Phase it in over a few years. First convert all the existing government plans to it. Then expand it to all the poor, and then everyone without coverage. Mandate that private insurance provide the same benefits at the same price points. Employers will have to pay for equivalent private insurance until they switch and start paying the USA Care equivalent (think SS). They will clamor to drop their private coverage for the more affordable USA Care amounts.

In less than ten years, we will have a much more sane and sustainable health care system. Sure, Pharma, some hospitals, some doctors, and the now extinct health insurance industry (among others) will be making a lot less money than they are under the current system. But less of the GDP will be eaten up by health care costs, employees (and everyone else) will be healthier and more productive, companies will be better able to compete with their over seas competition (who are already operating under universal health care systems).

What’s not to like?

[*Everyone means everyone with money. Those too poor don’t have any to contribute. At the same time those too rich don’t get a pass.]

Wendy Cockcroft says:

Re: Re: Re:

You’re mostly right but I’d let private healthcare providers run alongside this competing on service. You’d get fewer people using the “S” word if you did.

We need to stop responding to dog whistle words and base our opinions on policies on their actual merits, not on compliance with ideological positions.

Mason Wheeler (profile) says:

Re: Re: Re:

Very good points. #2 is why I’ve always said that for-profit healthcare is inherently a conflict of interest. (By which I mean actual health care; purely voluntary stuff like plastic surgery may be performed by doctors, but it’s not necessary to the maintenance of your health and so it belongs in a different category.)

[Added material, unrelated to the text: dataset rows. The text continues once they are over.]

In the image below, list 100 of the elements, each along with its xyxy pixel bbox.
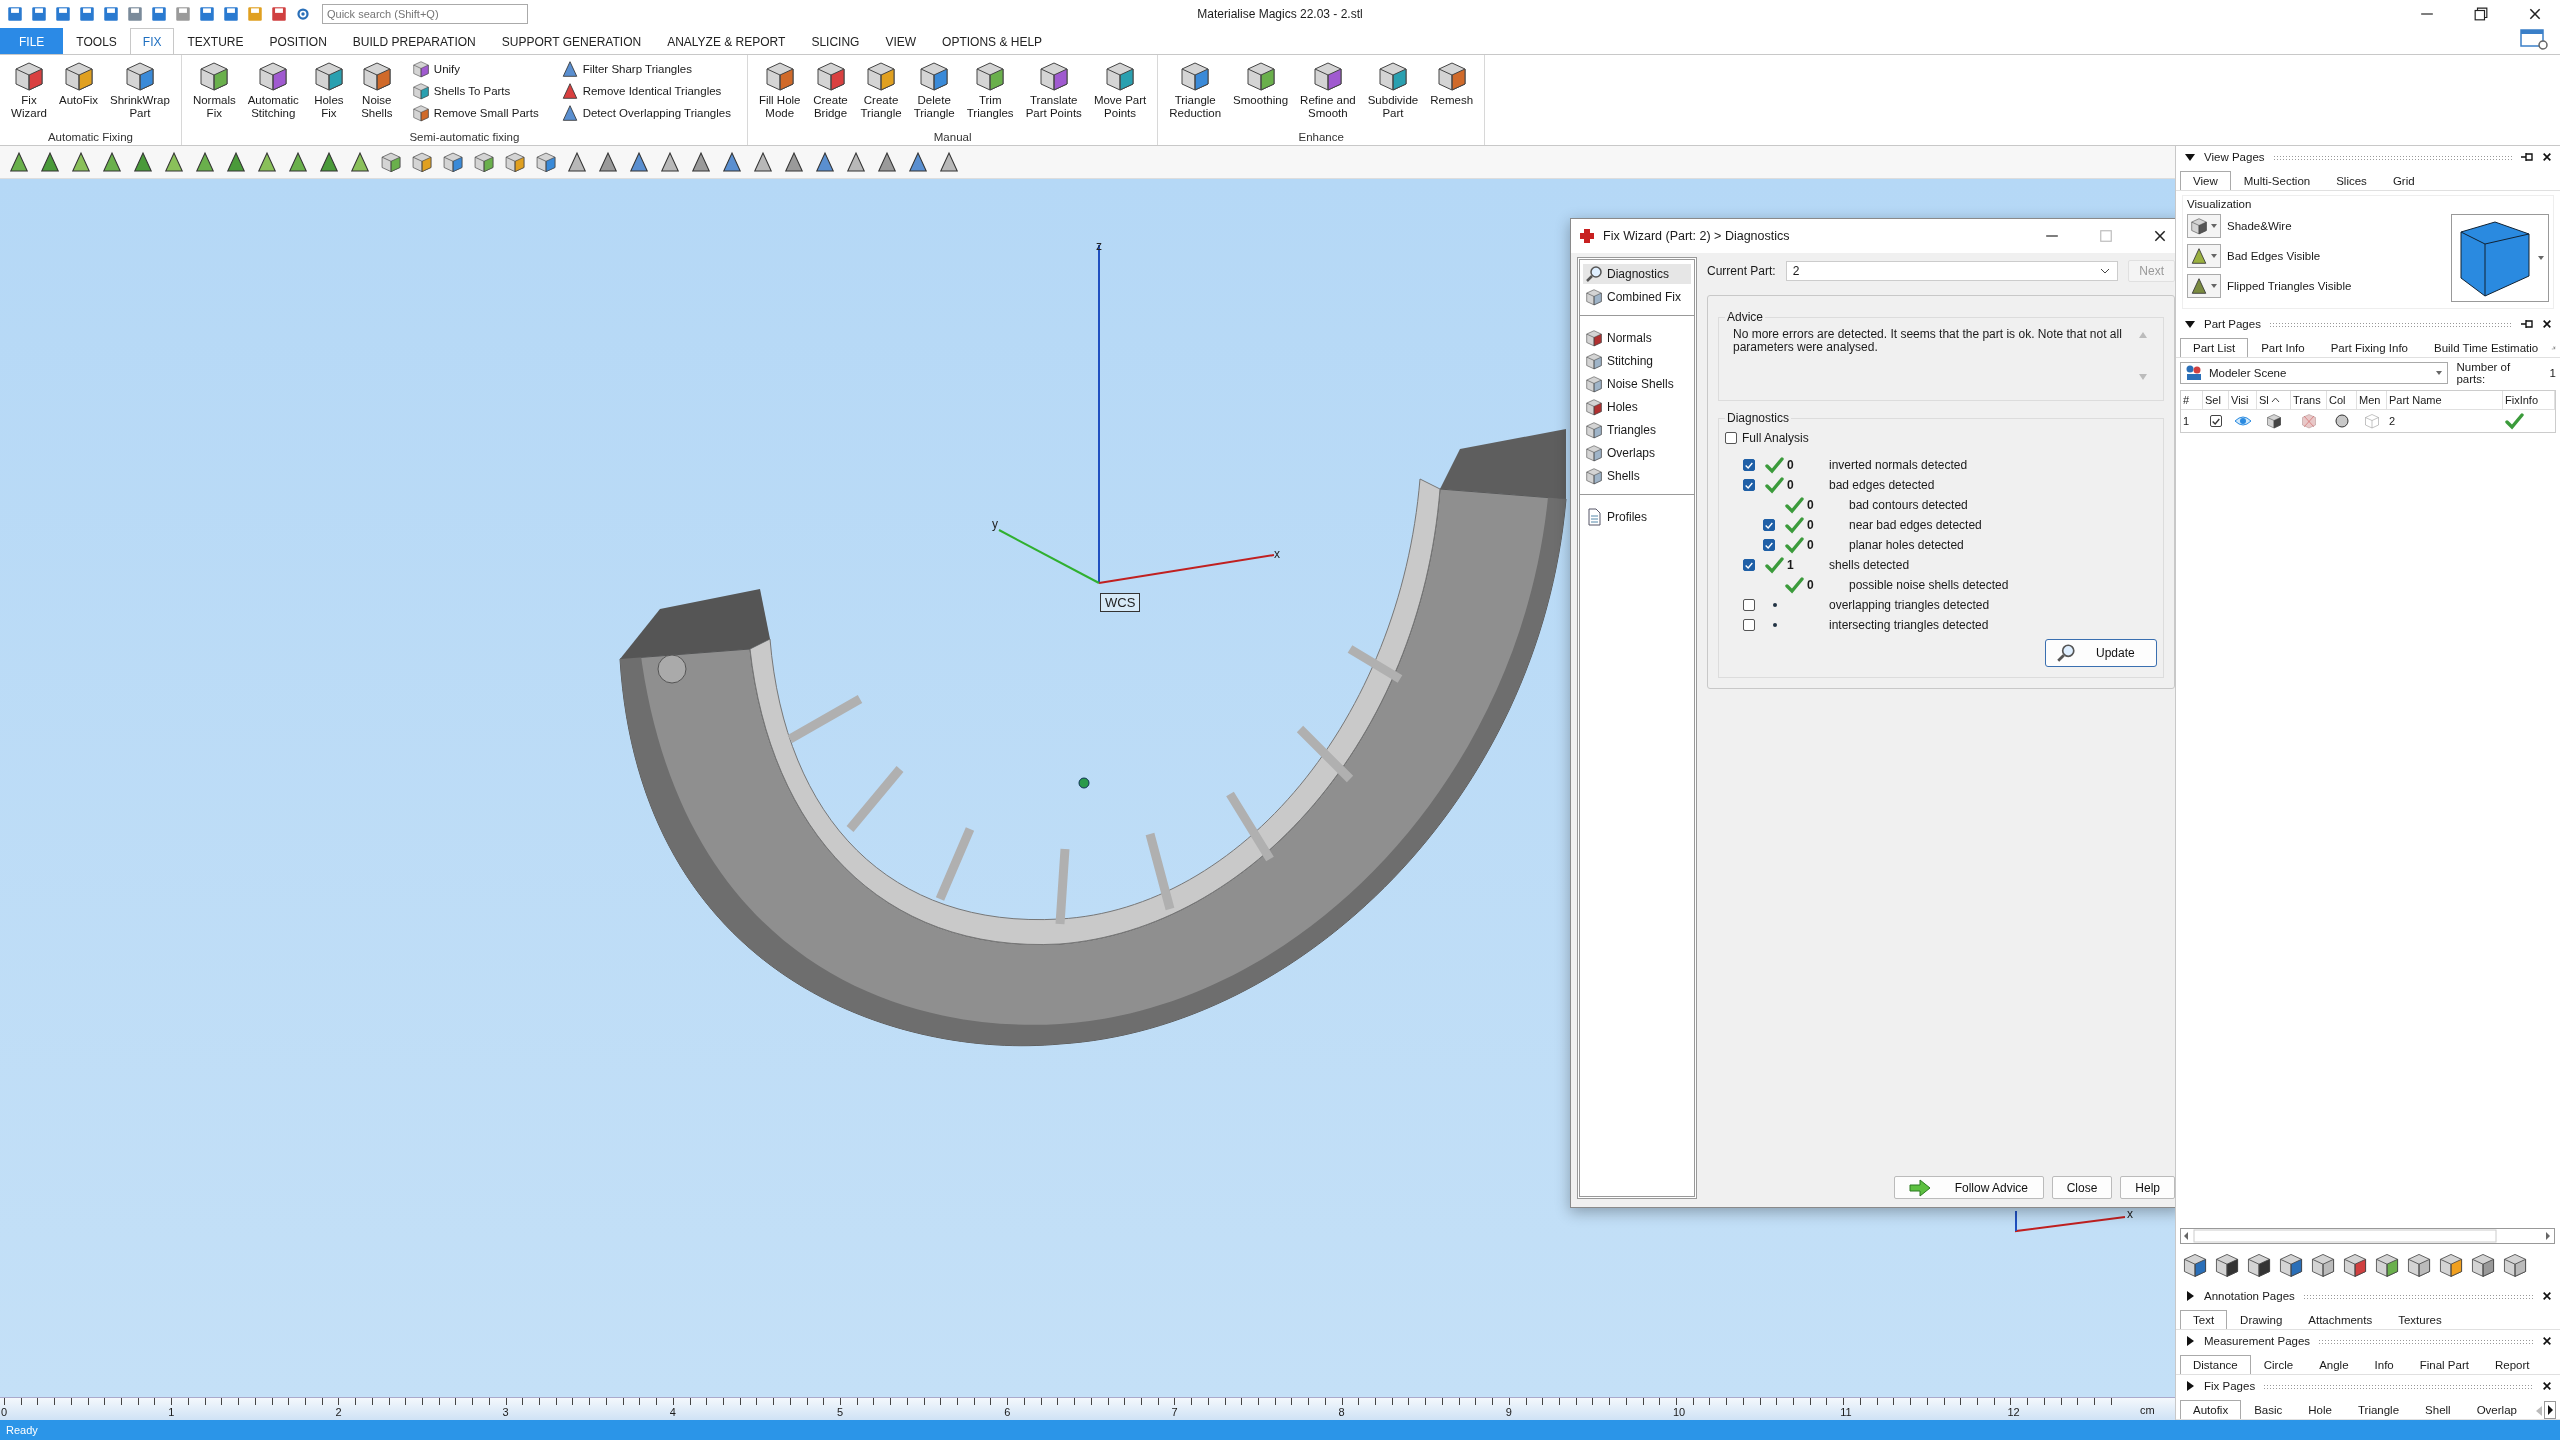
update-button[interactable]: Update <box>2045 639 2157 667</box>
column-header[interactable]: # <box>2181 391 2203 410</box>
ribbon-button[interactable]: Move Part Points <box>1088 58 1152 122</box>
close-icon[interactable] <box>2542 1381 2552 1391</box>
triangle-tool-icon[interactable] <box>163 151 185 173</box>
checkbox[interactable] <box>1763 539 1775 551</box>
checkbox[interactable] <box>1763 519 1775 531</box>
tab[interactable]: Autofix <box>2180 1400 2242 1419</box>
tab[interactable]: Circle <box>2250 1355 2307 1374</box>
ribbon-tab[interactable]: ANALYZE & REPORT <box>654 28 799 54</box>
caret-right-icon[interactable] <box>2184 1380 2196 1392</box>
column-header[interactable]: Men <box>2357 391 2387 410</box>
checkbox[interactable] <box>1725 432 1737 444</box>
nav-item[interactable]: Diagnostics <box>1583 264 1691 284</box>
ribbon-button[interactable]: Automatic Stitching <box>242 58 304 122</box>
checkbox[interactable] <box>1743 559 1755 571</box>
tab[interactable]: Part Info <box>2248 338 2318 357</box>
ribbon-button[interactable]: Triangle Reduction <box>1164 58 1227 122</box>
ribbon-button[interactable]: ShrinkWrap Part <box>105 58 175 122</box>
close-icon[interactable] <box>2542 1291 2552 1301</box>
toolbar-document-icon[interactable] <box>126 5 144 23</box>
tab[interactable]: Part List <box>2180 338 2249 357</box>
tab[interactable]: Triangle <box>2344 1400 2413 1419</box>
cube-tool-icon[interactable] <box>2310 1252 2336 1278</box>
eye-icon[interactable] <box>2234 415 2252 427</box>
tab[interactable]: Shell <box>2412 1400 2464 1419</box>
triangle-tool-icon[interactable] <box>194 151 216 173</box>
dropdown-button[interactable] <box>2187 214 2221 238</box>
column-header[interactable]: FixInfo <box>2503 391 2555 410</box>
search-field[interactable]: Quick search (Shift+Q) <box>322 4 528 24</box>
ribbon-tab[interactable]: FIX <box>129 28 175 54</box>
circle-icon[interactable] <box>2335 414 2349 428</box>
ribbon-button[interactable]: Filter Sharp Triangles <box>560 58 731 79</box>
triangle-tool-icon[interactable] <box>876 151 898 173</box>
caret-down-icon[interactable] <box>2184 151 2196 163</box>
ribbon-button[interactable]: Create Triangle <box>855 58 907 122</box>
tab[interactable]: Drawing <box>2227 1310 2296 1329</box>
ribbon-button[interactable]: Refine and Smooth <box>1295 58 1361 122</box>
triangle-tool-icon[interactable] <box>845 151 867 173</box>
triangle-tool-icon[interactable] <box>721 151 743 173</box>
column-header[interactable]: Sel <box>2203 391 2229 410</box>
nav-item[interactable]: Stitching <box>1583 351 1691 371</box>
checkbox[interactable] <box>1743 619 1755 631</box>
ribbon-button[interactable]: Fix Wizard <box>6 58 52 122</box>
triangle-tool-icon[interactable] <box>39 151 61 173</box>
triangle-tool-icon[interactable] <box>659 151 681 173</box>
file-menu-button[interactable]: FILE <box>0 28 64 54</box>
triangle-tool-icon[interactable] <box>256 151 278 173</box>
window-settings-icon[interactable] <box>2520 28 2550 50</box>
dialog-button[interactable]: Follow Advice <box>1893 1176 2044 1199</box>
ribbon-button[interactable]: Trim Triangles <box>961 58 1019 122</box>
view-cube-button[interactable] <box>2451 214 2549 302</box>
nav-item[interactable]: Overlaps <box>1583 443 1691 463</box>
ribbon-button[interactable]: Fill Hole Mode <box>753 58 806 122</box>
cube-tool-icon[interactable] <box>535 151 557 173</box>
ribbon-button[interactable]: Delete Triangle <box>908 58 960 122</box>
triangle-tool-icon[interactable] <box>597 151 619 173</box>
scene-dropdown[interactable]: Modeler Scene <box>2180 362 2449 384</box>
dialog-button[interactable]: Help <box>2120 1176 2175 1199</box>
restore-icon[interactable] <box>2474 7 2488 21</box>
cube-tool-icon[interactable] <box>2214 1252 2240 1278</box>
toolbar-document-icon[interactable] <box>270 5 288 23</box>
cube-tool-icon[interactable] <box>2438 1252 2464 1278</box>
triangle-tool-icon[interactable] <box>783 151 805 173</box>
close-icon[interactable] <box>2542 152 2552 162</box>
caret-down-icon[interactable] <box>2184 318 2196 330</box>
triangle-tool-icon[interactable] <box>8 151 30 173</box>
checkbox[interactable] <box>1743 459 1755 471</box>
triangle-tool-icon[interactable] <box>814 151 836 173</box>
ribbon-tab[interactable]: BUILD PREPARATION <box>339 28 489 54</box>
caret-right-icon[interactable] <box>2184 1335 2196 1347</box>
part-dropdown[interactable]: 2 <box>1785 261 2119 281</box>
pin-icon[interactable] <box>2520 318 2534 330</box>
tab[interactable]: Hole <box>2295 1400 2345 1419</box>
tab[interactable]: Info <box>2361 1355 2407 1374</box>
tab[interactable]: Grid <box>2379 171 2428 190</box>
tab[interactable]: Attachments <box>2295 1310 2386 1329</box>
cube-tool-icon[interactable] <box>442 151 464 173</box>
triangle-tool-icon[interactable] <box>628 151 650 173</box>
cube-tool-icon[interactable] <box>2470 1252 2496 1278</box>
toolbar-document-icon[interactable] <box>198 5 216 23</box>
ribbon-button[interactable]: Noise Shells <box>353 58 400 122</box>
triangle-tool-icon[interactable] <box>566 151 588 173</box>
triangle-tool-icon[interactable] <box>349 151 371 173</box>
pin-icon[interactable] <box>2520 151 2534 163</box>
ribbon-tab[interactable]: SUPPORT GENERATION <box>488 28 655 54</box>
ribbon-button[interactable]: Subdivide Part <box>1362 58 1424 122</box>
ribbon-button[interactable]: Holes Fix <box>305 58 352 122</box>
tab[interactable]: Textures <box>2385 1310 2455 1329</box>
tab[interactable]: Build Time Estimatio <box>2421 338 2552 357</box>
ribbon-button[interactable]: Normals Fix <box>187 58 241 122</box>
ribbon-button[interactable]: Shells To Parts <box>411 80 539 101</box>
tab[interactable]: Final Part <box>2406 1355 2482 1374</box>
triangle-tool-icon[interactable] <box>752 151 774 173</box>
dropdown-button[interactable] <box>2187 274 2221 298</box>
toolbar-document-icon[interactable] <box>30 5 48 23</box>
triangle-tool-icon[interactable] <box>70 151 92 173</box>
gear-icon[interactable] <box>294 5 312 23</box>
caret-right-icon[interactable] <box>2184 1290 2196 1302</box>
checkbox[interactable] <box>1743 599 1755 611</box>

The thing about #1 and #2 is, I’m all for free markets, but I also recognize the simple fact that they’re not a panacea. Free market principles only work when freedom exists in the marketplace. When it’s “your money or your life,” you don’t have that freedom, and the whole system breaks down, so it needs to be run under other principles rather than pretending we have a free market.

Monday (profile) says:

BCBS "Blue"

Forget biblical times, the Nuns have the greatest works of art on their side when it comes to the use of blue and Christianity.
Blue was a color for Jesus, God, and Muslims used (still do) blue extensively for a thousand years. And, this was way before the big bad devil took the form that most people started associating with it six hundred years ago until present.

I really would like to see the Nuns triumph in this David and Goliath struggle… sorry.